15・西播怪談実記草稿五2-2
一方で、山名家側は播磨国との停戦協定の条件として但馬国境に近い播磨国人衆への影響力拡大を求めた。
実際に兵を送り出した太田垣の軍勢はさておき、山名家の立場としては、今回の播磨侵攻は安芸毛利氏から正式な要請を受けた上、あくまでも播磨国内の尼子派閥への攻撃を行ったという大義名分がある。
赤松総領家としては事をこれ以上を事態を複雑化させるわけにもいかず、まして、同じ安芸毛利氏に協力を求めている備前独立派からは口出しできようはずもない。
播磨勢に求められたのは妥協。
と言っても、山名家側の要求は主に三つ。播磨但馬間の関銭(通行料)の軽減と、国境を行き来する馬借や人夫などの人的資源を優先利用、それにその責任を田路氏ら播磨国境の国人衆らが受け持つことといったもので、要望としてどれもこれも存外軽いものばかり。
赤松家側から大して反対意見が出なかったのも、これが理由かも知れない。
生野銀山群の埋蔵量を知らない赤松総領家からすれば、そんな些細な事で合意できるのであればと、一も二もなくほぼ山名家の要望そのままに停戦協定を結んでいる。
この件に関しては山名側も当時の生野の銀の産出量を測りかねていたらしく、多くの鉱山が未だ開発途上。後世、「銀の出ること土砂のごとし」と銀山旧記に残されるほどの国内最大級の鉱脈が発見されるのは今よりずっと後の永禄十年(1567年)の出来事となる。

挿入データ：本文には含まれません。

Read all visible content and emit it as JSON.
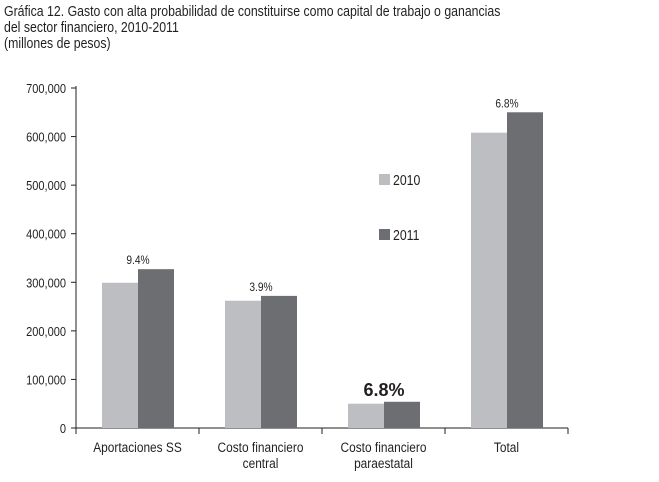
{
  "chart_data": {
    "type": "bar",
    "title_lines": [
      "Gráfica 12. Gasto con alta probabilidad de constituirse como capital de trabajo o ganancias",
      "del sector financiero, 2010-2011",
      "(millones de pesos)"
    ],
    "categories": [
      [
        "Aportaciones SS"
      ],
      [
        "Costo financiero",
        "central"
      ],
      [
        "Costo financiero",
        "paraestatal"
      ],
      [
        "Total"
      ]
    ],
    "series": [
      {
        "name": "2010",
        "color": "#bdbec2",
        "values": [
          299000,
          262000,
          50000,
          608000
        ]
      },
      {
        "name": "2011",
        "color": "#6d6e71",
        "values": [
          327000,
          272000,
          54000,
          650000
        ]
      }
    ],
    "annotations": [
      "9.4%",
      "3.9%",
      "6.8%",
      "6.8%"
    ],
    "ylim": [
      0,
      700000
    ],
    "yticks": [
      "0",
      "100,000",
      "200,000",
      "300,000",
      "400,000",
      "500,000",
      "600,000",
      "700,000"
    ],
    "legend_position": "center"
  }
}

それでも山名家当主・山名祐豊からすればこの銀山権益独占に等しい協定を頗る喜んだようで、翌天文二十三年の三月、感謝の意味を込めてか朝廷向けに銀三百枚を贈っている。
正午を過ぎて約一刻、各派閥の意見が出揃い、あとは着地点を見つけるだけという段階になって福原氏の小間使いが昼飯の準備が整った事を伝える。ちょうど良い時間帯である。腹が減ってはなんとやら、ここはひとつ食事を取って皆が一度冷静になってから結論を出そうという運びになった。
しかし、それぞれの派閥が食事に割り当てられた席へ移動していく中、備前独立派の浦上宗景だけが雪隠(トイレ)を理由に佐用則答を連れ立って堂内から外に出た。
余程自然な流れだったのだろう。
誰も宗景の離席を怪しむ者は居なかった。